The AK Party’s latest move to detain 15 journalists and managers of Cumhuriyet is a shot in the foot for itself. Let us be clear, Cumhuriyet’s sheer presence makes Foreign Minister Mevlüt Çavuşoğlu say things like “Of course there is a media that criticizes us, like Cumhuriyet, like CNN Türk.” He said this in the European Parliament. Cumhuriyet is the sole platform that balances government criticism with numbers and facts. It is the only media outlet that dares (and spends money) to send reporters both to burnt-down and vacated neighborhoods in Southeast Turkey and to the Euphrates Shield Operation inside Syria. It is the only newspaper that has 17 women columnists like Çiğdem Toker, Şükran Soner, Mine Söğüt, Özlem Yuzak, Ceyda Karan, Aslı Aydıntaşbaş, even two on the sports page. You get the picture. Cumhuriyet is where Turkey wants to be.  
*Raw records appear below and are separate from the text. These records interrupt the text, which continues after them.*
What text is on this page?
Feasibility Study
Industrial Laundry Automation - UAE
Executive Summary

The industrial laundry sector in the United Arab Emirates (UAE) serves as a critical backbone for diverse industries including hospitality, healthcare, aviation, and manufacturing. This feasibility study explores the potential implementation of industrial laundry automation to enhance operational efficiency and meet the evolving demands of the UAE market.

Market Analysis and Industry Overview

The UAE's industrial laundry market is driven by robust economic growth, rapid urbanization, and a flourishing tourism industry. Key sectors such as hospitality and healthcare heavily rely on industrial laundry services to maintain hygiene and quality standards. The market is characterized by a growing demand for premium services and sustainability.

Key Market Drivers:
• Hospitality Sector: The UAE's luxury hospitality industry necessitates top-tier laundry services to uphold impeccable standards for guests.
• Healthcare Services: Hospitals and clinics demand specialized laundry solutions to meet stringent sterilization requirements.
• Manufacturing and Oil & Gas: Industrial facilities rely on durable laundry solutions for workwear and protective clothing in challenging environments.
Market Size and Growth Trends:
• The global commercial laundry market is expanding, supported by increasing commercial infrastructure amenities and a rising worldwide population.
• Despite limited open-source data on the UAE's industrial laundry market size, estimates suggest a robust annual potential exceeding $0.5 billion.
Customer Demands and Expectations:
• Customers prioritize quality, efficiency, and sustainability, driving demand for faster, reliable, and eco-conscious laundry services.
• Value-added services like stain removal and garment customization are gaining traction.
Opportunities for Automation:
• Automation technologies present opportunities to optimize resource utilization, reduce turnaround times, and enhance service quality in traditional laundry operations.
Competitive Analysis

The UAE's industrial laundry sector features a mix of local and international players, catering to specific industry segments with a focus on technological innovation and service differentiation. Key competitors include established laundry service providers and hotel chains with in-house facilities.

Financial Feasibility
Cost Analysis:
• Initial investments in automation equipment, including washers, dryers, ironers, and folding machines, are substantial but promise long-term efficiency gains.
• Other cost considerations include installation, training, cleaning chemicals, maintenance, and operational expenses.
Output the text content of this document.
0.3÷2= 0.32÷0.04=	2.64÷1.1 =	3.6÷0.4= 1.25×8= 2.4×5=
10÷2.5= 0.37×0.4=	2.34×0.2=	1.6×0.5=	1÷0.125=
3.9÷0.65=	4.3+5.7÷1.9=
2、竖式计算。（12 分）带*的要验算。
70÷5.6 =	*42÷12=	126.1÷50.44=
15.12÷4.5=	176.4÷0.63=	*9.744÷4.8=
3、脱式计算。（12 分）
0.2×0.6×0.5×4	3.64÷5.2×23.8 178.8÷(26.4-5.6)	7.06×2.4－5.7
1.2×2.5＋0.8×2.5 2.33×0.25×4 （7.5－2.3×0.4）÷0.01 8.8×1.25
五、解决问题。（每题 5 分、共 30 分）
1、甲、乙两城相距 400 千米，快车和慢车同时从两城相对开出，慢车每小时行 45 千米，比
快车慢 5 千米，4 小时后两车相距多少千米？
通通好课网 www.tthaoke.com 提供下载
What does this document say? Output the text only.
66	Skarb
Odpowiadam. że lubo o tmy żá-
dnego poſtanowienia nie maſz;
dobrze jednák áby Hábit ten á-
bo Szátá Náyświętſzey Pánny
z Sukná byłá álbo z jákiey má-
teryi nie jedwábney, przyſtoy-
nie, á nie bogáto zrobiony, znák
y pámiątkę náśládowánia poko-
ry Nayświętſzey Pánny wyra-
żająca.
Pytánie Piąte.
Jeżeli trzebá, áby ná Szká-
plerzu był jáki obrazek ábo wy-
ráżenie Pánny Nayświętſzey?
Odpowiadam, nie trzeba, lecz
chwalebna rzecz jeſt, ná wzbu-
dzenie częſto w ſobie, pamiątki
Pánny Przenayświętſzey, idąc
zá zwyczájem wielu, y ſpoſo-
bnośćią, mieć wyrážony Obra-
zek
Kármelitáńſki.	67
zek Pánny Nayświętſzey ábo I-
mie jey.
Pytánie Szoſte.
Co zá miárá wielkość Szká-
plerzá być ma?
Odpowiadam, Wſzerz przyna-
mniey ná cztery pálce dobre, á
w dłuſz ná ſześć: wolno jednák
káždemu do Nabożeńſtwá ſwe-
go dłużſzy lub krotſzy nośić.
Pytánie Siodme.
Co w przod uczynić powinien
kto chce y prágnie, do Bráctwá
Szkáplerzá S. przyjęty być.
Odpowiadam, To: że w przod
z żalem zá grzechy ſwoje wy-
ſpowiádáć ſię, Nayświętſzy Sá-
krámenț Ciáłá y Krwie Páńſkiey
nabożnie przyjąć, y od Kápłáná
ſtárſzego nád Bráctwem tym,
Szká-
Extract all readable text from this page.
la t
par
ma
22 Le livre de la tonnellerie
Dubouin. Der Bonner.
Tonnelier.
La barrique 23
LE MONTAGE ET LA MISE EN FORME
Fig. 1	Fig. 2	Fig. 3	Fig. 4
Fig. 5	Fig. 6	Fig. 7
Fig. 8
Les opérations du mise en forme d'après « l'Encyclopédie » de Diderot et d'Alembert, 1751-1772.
Its tough headlines raises eyebrows, but it never gets a blasphemy court order, because unlike the pro-AK Party papers, it is run by real journalists, who know when not to cross that red line. Yes, they are tested by fire every single day. And sadly, Turkey’s businesspeople are not as bold as our colleagues at Cumhuriyet. This paper depends on its readers and very few advertisers to survive. Again, unlike pro-AK Party papers, it does not get pages and pages of real estate projects or government ads. Turkey’s car-selling, auction-going bourgeoisie invites Cumhuriyet reporters to all of their “press conferences,” gives interviews every now and then, but never ever buys advertising space in the outlet for fear of reprisal from the AK Party government.

 Yes, this is how chicken Turkey’s rich are. But are we surprised? Not one bit. They were just like this nine years ago when the bombs hit Cumhuriyet and the Ergenekon arrests began.

So it is up to us, journalists, students, academics, women, Kurds and leftists – “the outsiders” – to be exact. It is our turn to claim our stake and create a tsunami of readers for the paper of our childhood and youth. It is our turn to prove that “Cumhuriyet” is more than a name, that it is the true voice of Turkey’s progressives, that it is run and written and edited by real journalists and forever will be. It is where all of us will go and work for free when we are all retired.

Cumhuriyet is where I started my career when I was a rookie, student reporter from Atlanta. They allowed me to write Sunday articles from America’s Deep South and a couple of years later from Washington DC. Murat Sabuncu, Kadri Gürsel and Musa Kart are more than names. They are my colleagues, my editors. Cumhuriyet is the paper that shaped me to be who I am.

Cumhuriyet is our Sarajevo. And it will not fail.